Other priority needs for CER in cancer screening and prevention are molecular risk stratification, prescreening molecular tests, risk modifiers, and the optimal frequency of diagnostic testing. Gene profiling also has taken center stage of late and represents another area that is ripe for CER.
“What we need are models that integrate clinical and molecular risk assessment,” said Dr Meropol.
Treatment must include more research on adjuvant therapy decisions, selection of treatment intensity, and better knowledge on the best time to change treatments.

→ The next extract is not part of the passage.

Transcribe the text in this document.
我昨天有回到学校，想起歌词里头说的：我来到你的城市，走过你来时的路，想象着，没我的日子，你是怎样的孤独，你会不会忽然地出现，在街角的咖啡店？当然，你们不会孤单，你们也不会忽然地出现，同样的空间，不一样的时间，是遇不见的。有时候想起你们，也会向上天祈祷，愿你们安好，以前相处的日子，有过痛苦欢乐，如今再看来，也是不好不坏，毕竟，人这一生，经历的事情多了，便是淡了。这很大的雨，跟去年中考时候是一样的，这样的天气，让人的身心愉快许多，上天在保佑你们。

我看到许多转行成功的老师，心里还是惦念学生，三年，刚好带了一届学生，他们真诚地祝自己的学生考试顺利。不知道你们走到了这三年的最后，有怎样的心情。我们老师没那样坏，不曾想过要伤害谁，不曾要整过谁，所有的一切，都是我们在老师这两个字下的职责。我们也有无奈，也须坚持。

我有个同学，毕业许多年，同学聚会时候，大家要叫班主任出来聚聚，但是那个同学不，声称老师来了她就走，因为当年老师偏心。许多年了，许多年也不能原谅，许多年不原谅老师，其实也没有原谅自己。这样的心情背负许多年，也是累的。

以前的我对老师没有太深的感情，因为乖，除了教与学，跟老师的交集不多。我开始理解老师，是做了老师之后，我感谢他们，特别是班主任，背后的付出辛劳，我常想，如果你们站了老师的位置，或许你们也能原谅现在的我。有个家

Obtaining support for many of the treatment studies “is difficult when competing treatments are marketed by different entities,” he said, calling for more publicly funded phase 3 trials in cancer research.
Katrina Armstrong, MD, associate director, outcomes and delivery research, Abramson Cancer Center, University of Pennsylvania, Phila delphia, elaborated on alternatives to RCTs for conducting CER, focusing on observational studies with the use of propensity scoring or instrumental variable analysis, and evidence synthesis using decision analysis.

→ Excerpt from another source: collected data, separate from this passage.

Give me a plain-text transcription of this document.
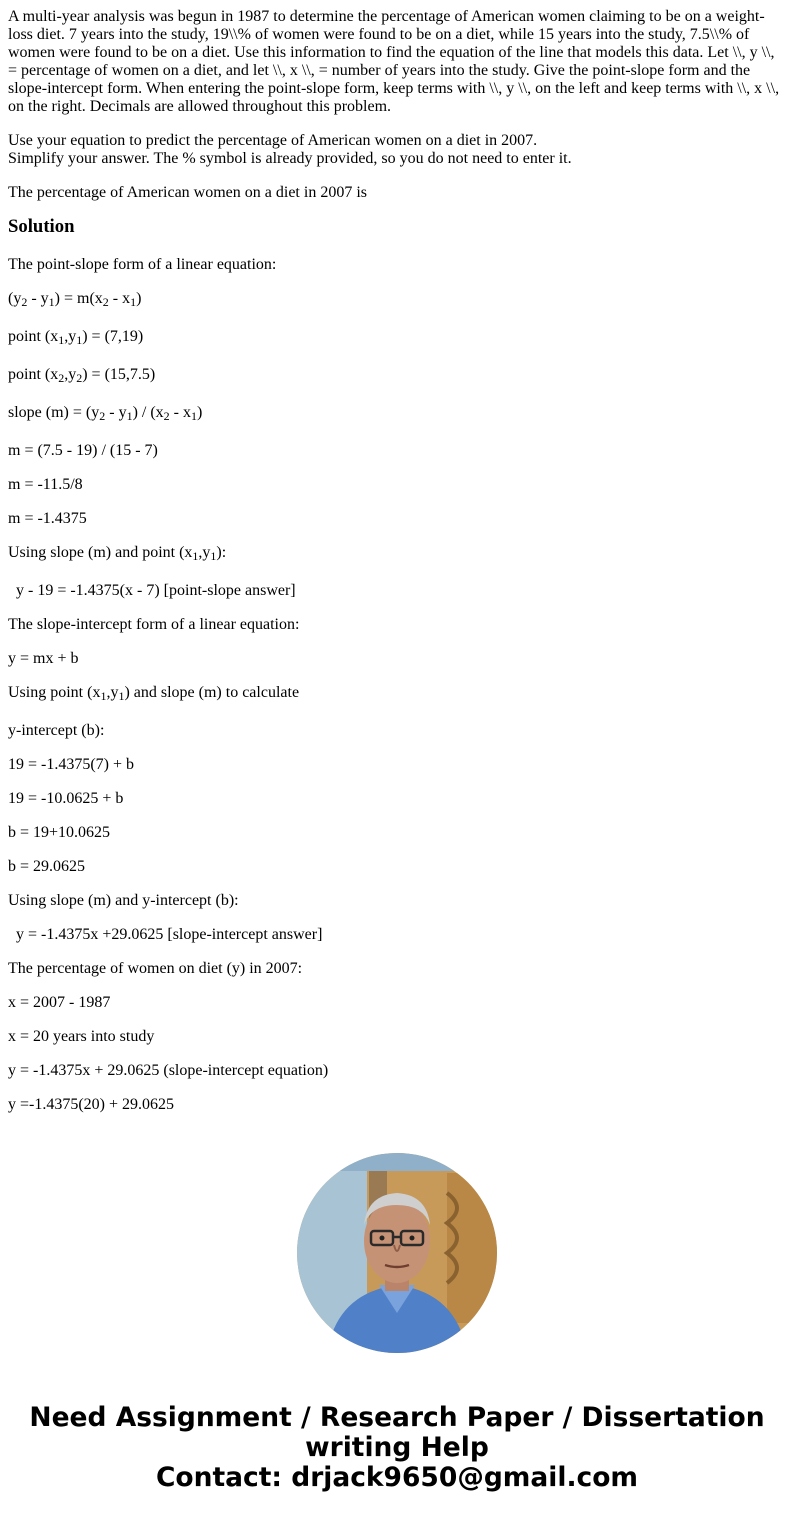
A multi-year analysis was begun in 1987 to determine the percentage of American women claiming to be on a weight-loss diet. 7 years into the study, 19\\% of women were found to be on a diet, while 15 years into the study, 7.5\\% of women were found to be on a diet. Use this information to find the equation of the line that models this data. Let \\, y \\, = percentage of women on a diet, and let \\, x \\, = number of years into the study. Give the point-slope form and the slope-intercept form. When entering the point-slope form, keep terms with \\, y \\, on the left and keep terms with \\, x \\, on the right. Decimals are allowed throughout this problem.

Use your equation to predict the percentage of American women on a diet in 2007.
Simplify your answer. The % symbol is already provided, so you do not need to enter it.

The percentage of American women on a diet in 2007 is

Solution
The point-slope form of a linear equation:
$(y_2 - y_1) = m(x_2 - x_1)$
point $(x_1,y_1) = (7,19)$
point $(x_2,y_2) = (15,7.5)$
slope $(m) = (y_2 - y_1) / (x_2 - x_1)$
m = (7.5 - 19) / (15 - 7)
m = -11.5/8
m = -1.4375
Using slope (m) and point $(x_1,y_1)$:
y - 19 = -1.4375(x - 7) [point-slope answer]
The slope-intercept form of a linear equation:
y = mx + b
Using point $(x_1,y_1)$ and slope (m) to calculate
y-intercept (b):
19 = -1.4375(7) + b
19 = -10.0625 + b
b = 19+10.0625
b = 29.0625
Using slope (m) and y-intercept (b):
y = -1.4375x +29.0625 [slope-intercept answer]
The percentage of women on diet (y) in 2007:
x = 2007 - 1987
x = 20 years into study
y = -1.4375x + 29.0625 (slope-intercept equation)
y =-1.4375(20) + 29.0625
Need Assignment / Research Paper / Dissertation
writing Help
Contact: drjack9650@gmail.com
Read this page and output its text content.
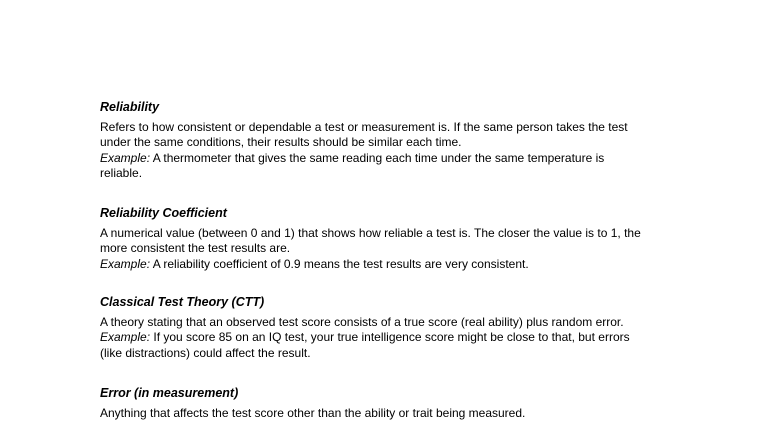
Reliability

Refers to how consistent or dependable a test or measurement is. If the same person takes the test

under the same conditions, their results should be similar each time.

Example: A thermometer that gives the same reading each time under the same temperature is

reliable.

Reliability Coefficient

A numerical value (between 0 and 1) that shows how reliable a test is. The closer the value is to 1, the

more consistent the test results are.

Example: A reliability coefficient of 0.9 means the test results are very consistent.

Classical Test Theory (CTT)

A theory stating that an observed test score consists of a true score (real ability) plus random error.

Example: If you score 85 on an IQ test, your true intelligence score might be close to that, but errors

(like distractions) could affect the result.

Error (in measurement)

Anything that affects the test score other than the ability or trait being measured.
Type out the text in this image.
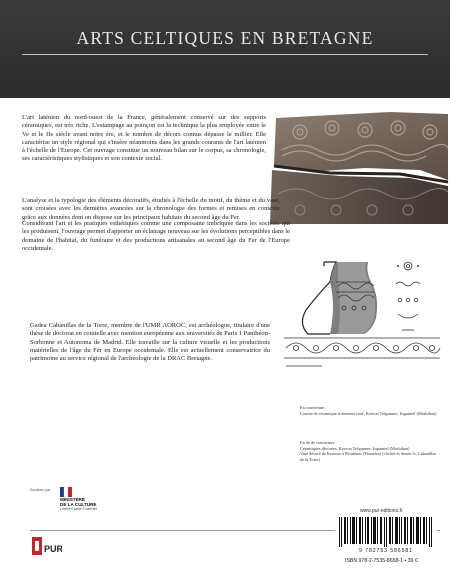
ARTS CELTIQUES EN BRETAGNE

L'art laténien du nord-ouest de la France, généralement conservé sur des supports céramiques, est très riche. L'estampage au poinçon est la technique la plus employée entre le Ve et le IIe siècle avant notre ère, et le nombre de décors connus dépasse le millier. Elle caractérise un style régional qui s'insère néanmoins dans les grands courants de l'art laténien à l'échelle de l'Europe. Cet ouvrage constitue un nouveau bilan sur le corpus, sa chronologie, ses caractéristiques stylistiques et son contexte social.

L'analyse et la typologie des éléments décoratifs, étudiés à l'échelle du motif, du thème et du vase, sont croisées avec les dernières avancées sur la chronologie des formes et remises en contexte grâce aux données dont on dispose sur les principaux habitats du second âge du Fer.

Considérant l'art et les pratiques esthétiques comme une composante imbriquée dans les sociétés qui les produisent, l'ouvrage permet d'apporter un éclairage nouveau sur les évolutions perceptibles dans le domaine de l'habitat, du funéraire et des productions artisanales au second âge du Fer de l'Europe occidentale.

Gadea Cabanillas de la Torre, membre de l'UMR AOROC, est archéologue, titulaire d'une thèse de doctorat en cotutelle avec mention européenne aux universités de Paris 1 Panthéon-Sorbonne et Autonoma de Madrid. Elle travaille sur la culture visuelle et les productions matérielles de l'âge du Fer en Europe occidentale. Elle est actuellement conservatrice du patrimoine au service régional de l'archéologie de la DRAC Bretagne.

En couverture :
Couvercle céramique richement orné, Kervon Trégunnec, Inguiniel (Morbihan)
En 4e de couverture :
Céramiques décorées, Kervon Trégunnec, Inguiniel (Morbihan)
Vase décoré de Kerouer à Plouhinec (Finistère) (clichés et dessin G. Cabanillas de la Torre)
Soutenu par
MINISTÈRE
DE LA CULTURE
Liberté Égalité Fraternité
PUR
www.pur-editions.fr
9 782753 586581
ISBN 978-2-7535-8658-1 • 39 €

Propensity scoring is a method to adjust for differences between treatment groups, and as such “can address 90% of the bias in observational data,” she said. One example of using propensity scores to adjust for potential confounders in observational studies is in the treatment of localized prostate cancer, in which Wong and colleagues determined that men aged 65 to 80 years experienced a survival advantage with treatment versus observation.1
Instrumental variable analysis adjusts for differences in groups when relevant differences between groups are not available, said Dr Armstrong. One such example is an analysis that simulated the conditions of a randomized trial of chemotherapy for advanced lung cancer in patients older than 65 years.2 The analysis showed that chemotherapy in this population led to a median survival increase of 33 days and a 1-year survival rate of 9%.
Decision analysis is a quantitative approach to synthesizing evidence to compare expected outcomes of different interventions. She cited her own study, a Markov decision-analytic model, to determine that women with BRCA1/2 mutations should make decisions about the use of hormone replacement therapy after prophylactic oophorectomy based on quality-of-life issues rather than life expectancy.3
“Cost is a growing focus of comparative effectiveness research,” Dr Armstrong said, adding that it is increasingly being incorporated into Markov models. A recent example is a Markov state- transition model aimed at determining how fracture risk should be managed in men receiving androgen-deprivation therapy for the treatment of localized prostate cancer.4 The authors concluded that in men at higher risk for hip fracture, routine use of alendronate without a bone mineral density test is a cost-effective strategy.
As more targeted therapies for cancer are developed, data collection will have to change to include the presence of biological markers to conduct CER of these therapies, Dr Armstrong said.